Si dejamos de lado la clasificación de «bueno» o «malo» -por ahora- y nos preguntamos por qué sufre cualquier persona, podemos empezar por el principio: cuando nuestro cuerpo, arrancado del que crecimos dentro, queda suspendido en el mundo por sí mismo por primera vez. El nacimiento.

En el libro El trauma del nacimiento (1924), el psicoanalista Otto Rank -uno de los colegas más cercanos de Freud- escribió que todos los seres humanos sufren un trauma por el hecho de haber nacido. Ampliando las teorías de Freud de principios del siglo XX, cuando llamó al nacimiento «la primera experiencia de ansiedad y, por lo tanto, la fuente y el prototipo del afecto de la ansiedad», Rank creía que el acontecimiento físico de nacer no sólo es la primera ansiedad que conoce una persona, sino también el modelo de toda la ansiedad que experimenta a lo largo de su vida.

Pasar de un estado de unión perfecta y cálida con nuestra madre a un estado frío y angustioso de separación parece un comienzo difícil en este asunto de la vida. Los psicoanalistas están fascinados con los traumas del nacimiento y con las huellas psicológicas que se producen cuando hay complicaciones. Yo nací con el cordón umbilical constriñendo mi cuello, como una boa (según mi madre, mi cara era «del color de la Ribena»), y tengo una constitución decididamente ansiosa. Un terapeuta psicoanalítico al que vi durante un tiempo parecía obsesionado con la sinonimia de estos dos hechos.

Es tan fácil tener una aversión visceral a las ideas deterministas («¡No he nacido para sufrir! ¡Tengo el control de mi destino!») como quedarse atascado en ellas («¡Mis padres me han jodido para siempre!»), porque eso es menos aterrador que examinarnos de verdad. Pero si el trauma es un hecho ineludible de nuestras primeras vidas, la investigación ha demostrado que muchas variables pueden influir en nuestros niveles individuales de sufrimiento más adelante.

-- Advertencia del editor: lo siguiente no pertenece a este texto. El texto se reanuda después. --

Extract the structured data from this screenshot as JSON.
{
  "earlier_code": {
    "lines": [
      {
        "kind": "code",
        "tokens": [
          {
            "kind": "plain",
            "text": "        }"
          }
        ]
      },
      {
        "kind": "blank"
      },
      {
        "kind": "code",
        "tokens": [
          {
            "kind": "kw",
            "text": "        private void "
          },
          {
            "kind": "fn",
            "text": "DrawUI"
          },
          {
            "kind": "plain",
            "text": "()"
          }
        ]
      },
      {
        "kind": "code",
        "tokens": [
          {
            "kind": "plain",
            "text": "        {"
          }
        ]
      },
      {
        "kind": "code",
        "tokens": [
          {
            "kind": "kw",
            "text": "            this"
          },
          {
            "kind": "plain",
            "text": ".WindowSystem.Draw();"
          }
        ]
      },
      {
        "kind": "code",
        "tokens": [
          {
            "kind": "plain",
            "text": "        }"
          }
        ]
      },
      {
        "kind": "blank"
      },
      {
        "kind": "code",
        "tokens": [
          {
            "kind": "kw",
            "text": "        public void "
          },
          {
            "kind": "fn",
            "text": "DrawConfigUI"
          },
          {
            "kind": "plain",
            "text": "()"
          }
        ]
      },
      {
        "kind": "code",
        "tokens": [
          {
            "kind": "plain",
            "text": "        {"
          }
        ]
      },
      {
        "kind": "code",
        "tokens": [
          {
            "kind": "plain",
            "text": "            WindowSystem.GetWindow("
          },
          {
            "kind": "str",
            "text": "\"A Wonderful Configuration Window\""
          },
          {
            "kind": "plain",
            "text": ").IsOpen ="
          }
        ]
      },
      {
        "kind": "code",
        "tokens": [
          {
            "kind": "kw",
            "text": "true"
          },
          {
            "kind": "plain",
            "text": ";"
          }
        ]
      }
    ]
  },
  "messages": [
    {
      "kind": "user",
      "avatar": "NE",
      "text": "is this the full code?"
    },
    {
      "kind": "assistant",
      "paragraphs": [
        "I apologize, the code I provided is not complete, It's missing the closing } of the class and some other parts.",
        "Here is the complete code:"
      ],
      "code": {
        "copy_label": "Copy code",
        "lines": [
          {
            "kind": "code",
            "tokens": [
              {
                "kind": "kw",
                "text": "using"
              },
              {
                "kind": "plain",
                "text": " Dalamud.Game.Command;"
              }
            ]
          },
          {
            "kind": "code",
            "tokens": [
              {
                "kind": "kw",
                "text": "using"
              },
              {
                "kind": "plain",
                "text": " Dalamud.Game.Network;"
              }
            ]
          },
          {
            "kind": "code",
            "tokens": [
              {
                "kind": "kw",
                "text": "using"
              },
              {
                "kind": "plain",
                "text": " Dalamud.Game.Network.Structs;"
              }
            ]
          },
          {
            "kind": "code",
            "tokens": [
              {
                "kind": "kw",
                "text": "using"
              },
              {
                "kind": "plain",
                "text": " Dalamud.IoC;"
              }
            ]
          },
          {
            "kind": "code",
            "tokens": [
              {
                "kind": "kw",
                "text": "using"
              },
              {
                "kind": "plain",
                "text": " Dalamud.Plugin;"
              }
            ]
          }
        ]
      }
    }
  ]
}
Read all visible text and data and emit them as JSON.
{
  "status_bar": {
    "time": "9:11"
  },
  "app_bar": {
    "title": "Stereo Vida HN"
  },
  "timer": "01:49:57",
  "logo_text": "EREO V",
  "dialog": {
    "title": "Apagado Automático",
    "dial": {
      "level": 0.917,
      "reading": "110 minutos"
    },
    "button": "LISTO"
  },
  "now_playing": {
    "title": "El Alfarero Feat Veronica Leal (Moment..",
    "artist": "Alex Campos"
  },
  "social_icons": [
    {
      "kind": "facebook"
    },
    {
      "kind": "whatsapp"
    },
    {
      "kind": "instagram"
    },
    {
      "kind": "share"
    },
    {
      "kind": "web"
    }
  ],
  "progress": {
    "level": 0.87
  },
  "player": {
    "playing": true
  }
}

El psicoanalista británico Wilfred Bion creía que la experiencia del nacimiento sigue siendo angustiosa o se vuelve psicológicamente manejable, dependiendo del nivel de apego a nuestra madre. No sólo necesitamos protección física, decía, sino que necesitamos que nuestras madres «contengan» nuestros estados emocionales más tempranos: las impresiones sensoriales salvajes que recibe la mente antes de que puedan darse el pensamiento y el contexto reales. Necesitamos sentir que nuestros traumas son superables. Bion creía que esto ocurre cuando nuestros primeros sentimientos son acogidos y «nombrados» por la madre y, por tanto, pueden ser limitados o resueltos. Con el apego seguro, podemos saber cómo se siente la angustia -incluso si esa angustia proviene de algo tan inocuo como el viento atrapado- pero también que el amor y el apoyo pueden ayudarnos a sentirnos mejor. Aprendemos lo que significa manejar nuestro sufrimiento.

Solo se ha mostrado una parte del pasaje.